Apple likes to think of itself as a leader when it comes to user privacy, but the tech giant is currently facing claims that it’s anything but. Bloomberg reports that on Monday Apple was hit with a lawsuit connected to its popular AirTag devices. The devices are intended to help owners keep tabs on valuable personal possessions like keys or wallets, but the plaintiffs say the tags were used to track them without their consent. The ex-boyfriend of one of the plaintiffs hid an AirTag in her car in order to monitor her location, and the estranged husband of the other plaintiff planted an AirTag in her child’s backpack. Privacy advocates have warned that the devices could be used for nefarious purposes, and recent events have proven them right. A man in Ohio used the device to hunt down and shoot an ex-girlfriend, and in Indiana a woman followed an ex-boyfriend to a bar where she ran him over with a car. Apple claims AirTags are embedded with special “stalker-proofing” features, like a chimed notification to inform users if there is an AirTag within Bluetooth range, but users say these measures are ineffective when it comes to preventing abuse of the devices. Monday’s lawsuit claims, “While Apple has built safeguards into the AirTag product, they are woefully inadequate, and do little, if anything, to promptly warn individuals if they are being tracked.”
Meanwhile, a class-action lawsuit has been filed against Apple after two Californian developers stated that the company has been tracking users’ activity in the App Store with no way for users to disable the function. As Security Week explains, although Apple has made several moves supposedly in the interest of user privacy – for instance, making it easy for users to block apps from collecting their data – some rivals say such seemingly altruistic actions are really an attempt to push out the competition. Meta CEO Mark Zuckerberg said last week, "It's problematic for one company to be able to control what app experiences end up on a device. (The) vast majority of profits in mobile ecosystem go towards Apple."

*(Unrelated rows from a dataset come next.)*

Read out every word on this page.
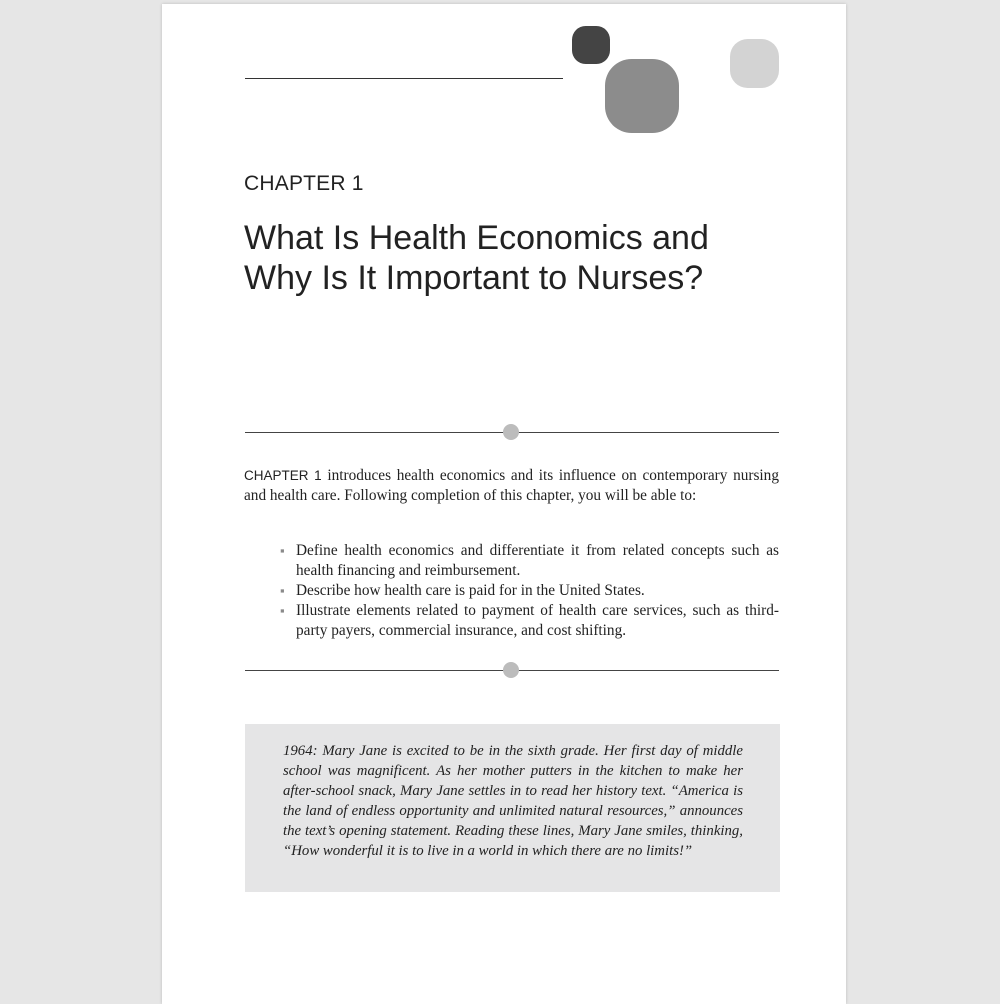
CHAPTER 1
What Is Health Economics and
Why Is It Important to Nurses?
CHAPTER 1 introduces health economics and its influence on contemporary nursing and health care. Following completion of this chapter, you will be able to:
▪ Define health economics and differentiate it from related concepts such as health financing and reimbursement.
▪ Describe how health care is paid for in the United States.
▪ Illustrate elements related to payment of health care services, such as third-party payers, commercial insurance, and cost shifting.

1964: Mary Jane is excited to be in the sixth grade. Her first day of middle school was magnificent. As her mother putters in the kitchen to make her after-school snack, Mary Jane settles in to read her history text. “America is the land of endless opportunity and unlimited natural resources,” announces the text’s opening statement. Reading these lines, Mary Jane smiles, thinking, “How wonderful it is to live in a world in which there are no limits!”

Policies, procurements, and agency equities.
The US Cyber Safety Review Board (CSRB), established in February of this year, has announced that it's undertaking an investigation of the Lapsus$ Group, the international extortion gang many of whose members are teenagers. The Lapsus$ Group has had an impact on organizations far out of proportion to its perceived skills and resources. This represents the CSRB's second investigation since its founding: the first, completed in July, was an examination of the Log4j family of vulnerabilities.
Reuters reports that the Swiss government is planning to approve legislation making it mandatory to report cyberattacks impacting critical infrastructure. The new measure would also more clearly define the role of the National Cyber Security Centre (NCSC) as the central watchdog for cyberattacks. A statement from the Swiss Federal Council reads, "Successful cyberattacks can have far-reaching consequences for the availability and security of the Swiss economy. The general public, authorities and companies are exposed to the risk of cyberattacks on a daily basis. There is currently no overall picture of what attacks have taken place where, because reporting to the NCSC is voluntary.”